Ansel memejam dan berpaling. Tidak ada yang ingin ia katakan.

"Ansel... bagiku... apapun alasanmu, dan bagaimanapun aku bereaksi malam itu adalah sebuah kesalahan. Titik. Aku pecaya sama Malik. Apa yang dia katakan tentang malam itu... masuk akal bagiku—"

"Apa yang dia katakan?" potong Ansel.

"Kamu nggak perlu tahu dan aku nggak punya kewajiban untuk ngasih tahu apa yang terjadi pada rumah tanggaku ke kamu. Aku juga nggak akan mendesakmu ngasih tahu aku apa yang terjadi di rumah tanggamu sampai kalian berdua tega memperlakukanku seperti itu. Kalian sinting. I was drunk. Istrimu membuatku mabuk. Aku hanya ingin kamu membantuku menjauhkannya dari kami berdua. Kalau kamu masih punya hati."

"Istriku mencoba memberiku sedikit kebahagiaan pada pernikahan kami yang hampa," tukas Ansel mengejutkan. Mia semakin tak tahu apa yang harus dikatakannya. "Setidaknya kami saling jujur terhadap apa yang kami rasakan."

"Dengan menjebakku?"

"Bukan hanya kamu yang merasa terjebak dan aku yakin bukan hanya dia yang menjebakmu."

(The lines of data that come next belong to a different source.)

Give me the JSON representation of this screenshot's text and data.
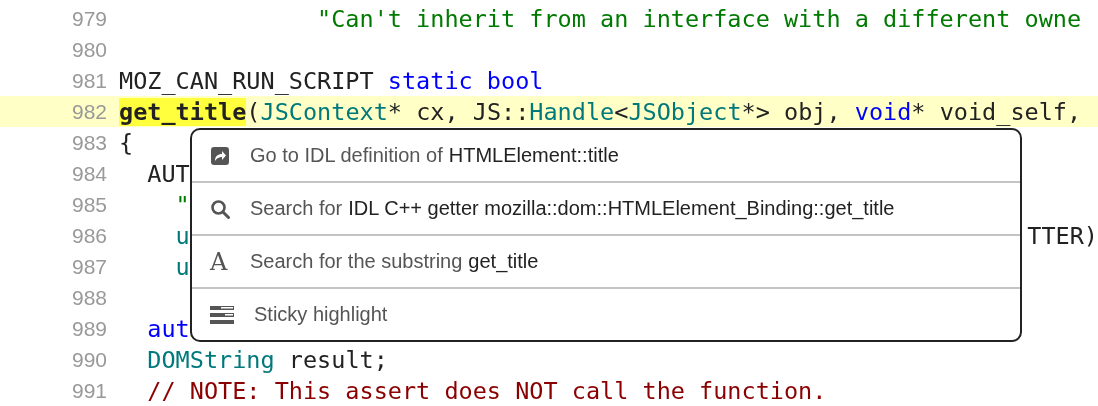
{
  "code": {
    "lines": [
      {
        "number": "979",
        "highlighted": false,
        "tokens": [
          {
            "kind": "string",
            "text": "              \"Can't inherit from an interface with a different owne"
          }
        ]
      },
      {
        "number": "980",
        "highlighted": false
      },
      {
        "number": "981",
        "highlighted": false,
        "tokens": [
          {
            "kind": "plain",
            "text": "MOZ_CAN_RUN_SCRIPT "
          },
          {
            "kind": "keyword",
            "text": "static bool"
          }
        ]
      },
      {
        "number": "982",
        "highlighted": true,
        "tokens": [
          {
            "kind": "match",
            "text": "get_title"
          },
          {
            "kind": "plain",
            "text": "("
          },
          {
            "kind": "type",
            "text": "JSContext"
          },
          {
            "kind": "plain",
            "text": "* cx, JS::"
          },
          {
            "kind": "type",
            "text": "Handle"
          },
          {
            "kind": "plain",
            "text": "<"
          },
          {
            "kind": "type",
            "text": "JSObject"
          },
          {
            "kind": "plain",
            "text": "*> obj, "
          },
          {
            "kind": "keyword",
            "text": "void"
          },
          {
            "kind": "plain",
            "text": "* void_self,"
          }
        ]
      },
      {
        "number": "983",
        "highlighted": false,
        "tokens": [
          {
            "kind": "plain",
            "text": "{"
          }
        ]
      },
      {
        "number": "984",
        "highlighted": false,
        "tokens": [
          {
            "kind": "plain",
            "text": "  AUT"
          }
        ]
      },
      {
        "number": "985",
        "highlighted": false,
        "tokens": [
          {
            "kind": "string",
            "text": "    \""
          }
        ]
      },
      {
        "number": "986",
        "highlighted": false,
        "tokens": [
          {
            "kind": "type",
            "text": "    u"
          },
          {
            "kind": "right",
            "text": "TTER)"
          }
        ]
      },
      {
        "number": "987",
        "highlighted": false,
        "tokens": [
          {
            "kind": "type",
            "text": "    u"
          }
        ]
      },
      {
        "number": "988",
        "highlighted": false
      },
      {
        "number": "989",
        "highlighted": false,
        "tokens": [
          {
            "kind": "keyword",
            "text": "  aut"
          }
        ]
      },
      {
        "number": "990",
        "highlighted": false,
        "tokens": [
          {
            "kind": "type",
            "text": "  DOMString"
          },
          {
            "kind": "plain",
            "text": " result;"
          }
        ]
      },
      {
        "number": "991",
        "highlighted": false,
        "tokens": [
          {
            "kind": "comment",
            "text": "  // NOTE: This assert does NOT call the function."
          }
        ]
      }
    ]
  },
  "context_menu": {
    "items": [
      {
        "kind": "goto",
        "label": "Go to IDL definition of",
        "target": "HTMLElement::title"
      },
      {
        "kind": "search",
        "label": "Search for",
        "target": "IDL C++ getter mozilla::dom::HTMLElement_Binding::get_title"
      },
      {
        "kind": "text",
        "glyph": "A",
        "label": "Search for the substring",
        "target": "get_title"
      },
      {
        "kind": "sticky",
        "label": "Sticky highlight"
      }
    ]
  }
}
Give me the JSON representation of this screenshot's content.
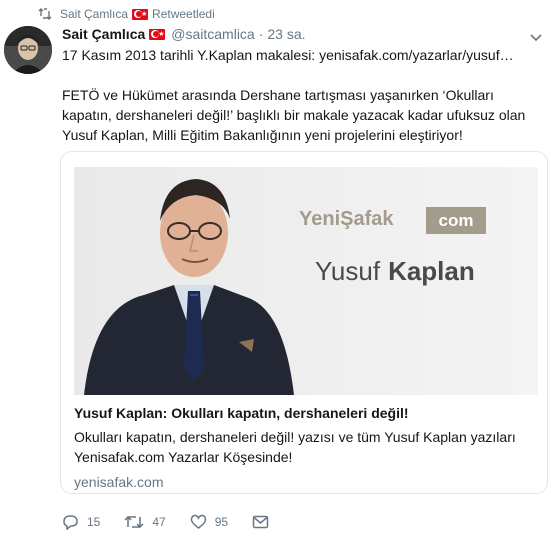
{
  "retweet": {
    "user": "Sait Çamlıca",
    "label": "Retweetledi"
  },
  "tweet": {
    "author_name": "Sait Çamlıca",
    "handle": "@saitcamlica",
    "separator": "·",
    "time": "23 sa.",
    "line1": "17 Kasım 2013 tarihli Y.Kaplan makalesi: yenisafak.com/yazarlar/yusuf…",
    "line2": "FETÖ ve Hükümet arasında Dershane tartışması yaşanırken ‘Okulları kapatın, dershaneleri değil!’ başlıklı bir makale yazacak kadar ufuksuz olan Yusuf Kaplan, Milli Eğitim Bakanlığının yeni projelerini eleştiriyor!"
  },
  "card": {
    "image_logo_left": "YeniŞafak",
    "image_logo_right": "com",
    "image_name_first": "Yusuf",
    "image_name_last": "Kaplan",
    "title": "Yusuf Kaplan: Okulları kapatın, dershaneleri değil!",
    "description": "Okulları kapatın, dershaneleri değil! yazısı ve tüm Yusuf Kaplan yazıları Yenisafak.com Yazarlar Köşesinde!",
    "domain": "yenisafak.com"
  },
  "actions": {
    "replies": "15",
    "retweets": "47",
    "likes": "95"
  },
  "colors": {
    "text": "#14171a",
    "muted": "#657786",
    "border": "#e1e8ed",
    "logo_grey": "#a39b8b",
    "flag_red": "#e30a17"
  }
}
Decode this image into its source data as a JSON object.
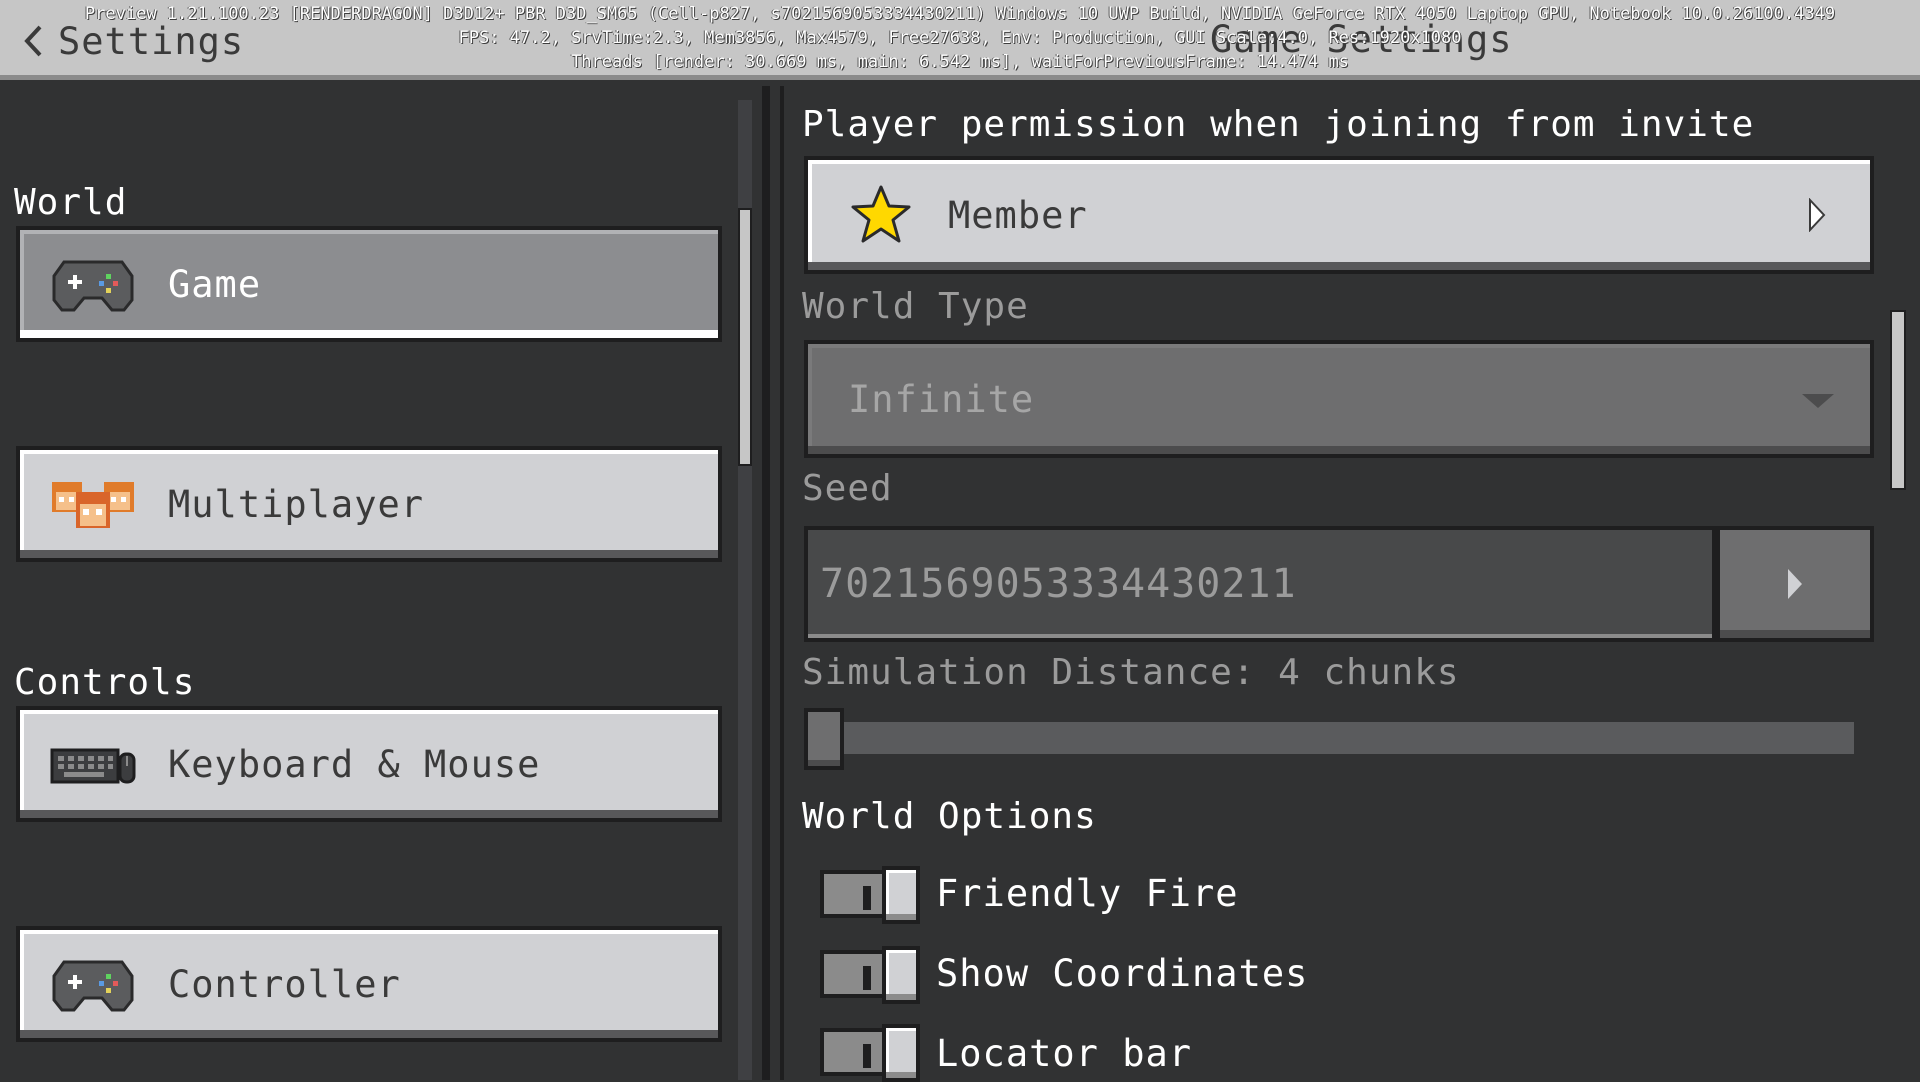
{
  "debug": {
    "line1": "Preview 1.21.100.23 [RENDERDRAGON] D3D12+ PBR D3D_SM65 (Cell-p827, s7021569053334430211) Windows 10 UWP Build, NVIDIA GeForce RTX 4050 Laptop GPU, Notebook 10.0.26100.4349",
    "line2": "FPS: 47.2, SrvTime:2.3, Mem3856, Max4579, Free27638, Env: Production, GUI Scale:4.0, Res:1920x1080",
    "line3": "Threads [render: 30.669 ms, main: 6.542 ms], waitForPreviousFrame: 14.474 ms"
  },
  "header": {
    "back_label": "Settings",
    "title": "Game Settings"
  },
  "sidebar": {
    "sections": [
      {
        "label": "World",
        "items": [
          {
            "label": "Game",
            "icon": "gamepad-icon",
            "selected": true
          },
          {
            "label": "Multiplayer",
            "icon": "players-icon",
            "selected": false
          }
        ]
      },
      {
        "label": "Controls",
        "items": [
          {
            "label": "Keyboard & Mouse",
            "icon": "keyboard-icon",
            "selected": false
          },
          {
            "label": "Controller",
            "icon": "gamepad-icon",
            "selected": false
          }
        ]
      }
    ]
  },
  "settings": {
    "invite_permission": {
      "label": "Player permission when joining from invite",
      "value": "Member",
      "icon": "star-icon"
    },
    "world_type": {
      "label": "World Type",
      "value": "Infinite",
      "disabled": true
    },
    "seed": {
      "label": "Seed",
      "value": "7021569053334430211"
    },
    "simulation_distance": {
      "label": "Simulation Distance: 4 chunks",
      "value": 4,
      "min_fraction": 0.0
    },
    "world_options": {
      "label": "World Options",
      "toggles": [
        {
          "label": "Friendly Fire",
          "on": true
        },
        {
          "label": "Show Coordinates",
          "on": true
        },
        {
          "label": "Locator bar",
          "on": true
        }
      ]
    }
  },
  "colors": {
    "panel_bg": "#313233",
    "button_bg": "#d0d1d4",
    "selected_bg": "#8c8d90",
    "topbar_bg": "#c6c6c6",
    "star": "#ffd800"
  }
}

"Apa yang kalian lakukan sebenarnya?"

"Karena itu kita harus bicara...."

"Apa yang terjadi, Ansel? Apa yang kalian rencanakan? Apa yang kalian lakukan padaku? Jadi benar dia tahu semuanya? Aku melihatnya malam itu. Berdiri di jendela menghadap ke arah rumahku sementara kamu meniduriku. Apapun yang ada di kepalamu, Ansel... hentikan.... Aku akan mengadu pada Malik. Kalian menjebakku!"

"Aku yakin Malik sudah menunggu-nunggu pengaduanmu."

"Apa maksudmu?"

"Apa kamu menceritakan padanya dengan jujur apa yang terjadi malam itu?"

"Malik akan membunuhmu kalau dia sampai tahu."

"Kamu yakin?"

"Kalau kamu masih mau bertanya hal itu berulang-ulang kali, aku benar-benar akan neriakin kamu, Ansel!"

"Aku punya dugaan lain. Aku yakin Malik menyerahkanmu. Laki-laki macam apa yang ninggalin istrinya dalam keadaan mabuk di rumah orang lain seperti suamimu?"

"Malik terpaksa melakukannya," kata Mia.

"Seterpaksa apa dia? Apa menurutmu itu masuk akal?"

"Seseorang yang sangat penting bagi karirnya menelepon malam itu. Malik nggak punya pilihan. Dia mengira aku bakal masih tidur sampai dia kembali."

"Apa dia biasa begitu? Ninggalin kamu begitu aja karena dia terpaksa melakukannya? Sama kayak dua tahun lalu, menyingkirkanmu saat dia tiba-tiba merasakan insekuritas karena dia tahu kamu akan kembali lagi dan lagi tiap kali dia berlutut memohon maaf?"

"Kamu nggak tahu apa-apa tentangku dan Malik," tandas Mia singkat.

"Kalian memang sulit dipahami."

"Yang jelas... Malik nggak mungkin... istrimu yang sudah sinting! Kalian sudah gila!"

"Semua orang gila menyangka orang lain yang gila," tukas Ansel kehilangan kesabaran. "Listen to yourself, apa itu masuk akal? Itu saja. Apa itu masuk akal, Mia?!"

"Menyingkir dari sana, Ansel, atau aku akan menelepon Malik sekarang juga di hadapanmu. Kalian akan membayar apa yang kalian lakukan padaku."

"Then do it," tantang Ansel. "Ask your husband right here... right now, kenapa dia ninggalin kamu malam itu. Aku ada di sana malam itu, Mia. Ask him. Aku juga ingin mendengar apa yang sebenarnya terjadi. Pernikahanku dengan Irma tidak bahagia. Aku menikahinya karena dia berbohong padaku tentang janin yang dikandungnya."

Mia tergemap.

"Kamu pikir aku bisa ngelupain kamu? Kamu bisa ngelupain aku?"

"Ansel... apa yang kita punyai... nggak ada artinya dibanding apa yang kumiliki bersama Malik.... Aku tahu itu sulit buatmu, tapi—"

"Kalau begitu... tanyakan padanya. Katakan padanya apa yang terjadi malam itu."

"Aku sudah menanyakannya!"

"Kamu melewatkan bagian terpentingnya!" bentak Ansel tertahan. "Dia mau kamu mengakuinya!"

"Kamu yang berusaha membuatku mengakuinya di depan Malik supaya pernikahan kami hancur. You're so low, Ansel. Kamu dan istrimu yang menjijikkan itu... aku akan menemuinya. Di mana dia? Di rumahnya?"

Ansel tersenyum miring. Tangannya melepas kereta belanja Mia, lalu dia mengambil satu langkah mundur. "I don't know where she is," kata Ansel sambil menggerakkan bahu. "Atau... kamu mungkin bisa tanyakan di mana istriku ke suamimu. Come on. Ambil ponselmu dan telepon dia. Jangan lupa beritahu dia apa yang terjadi malam itu."

"Stop, please, stop!" pekik Mia panik, suaranya mulai melengking. Dia tak suka mendengar suaranya sendiri melengking sebab dia tahu pasti apa yang akan terjadi kemudian. Dia akan menangis dan menunjukkan kelemahannya.

"Mereka mungkin sedang bersama," bisik Ansel nekat. "Merencanakan sesuatu tentang kita."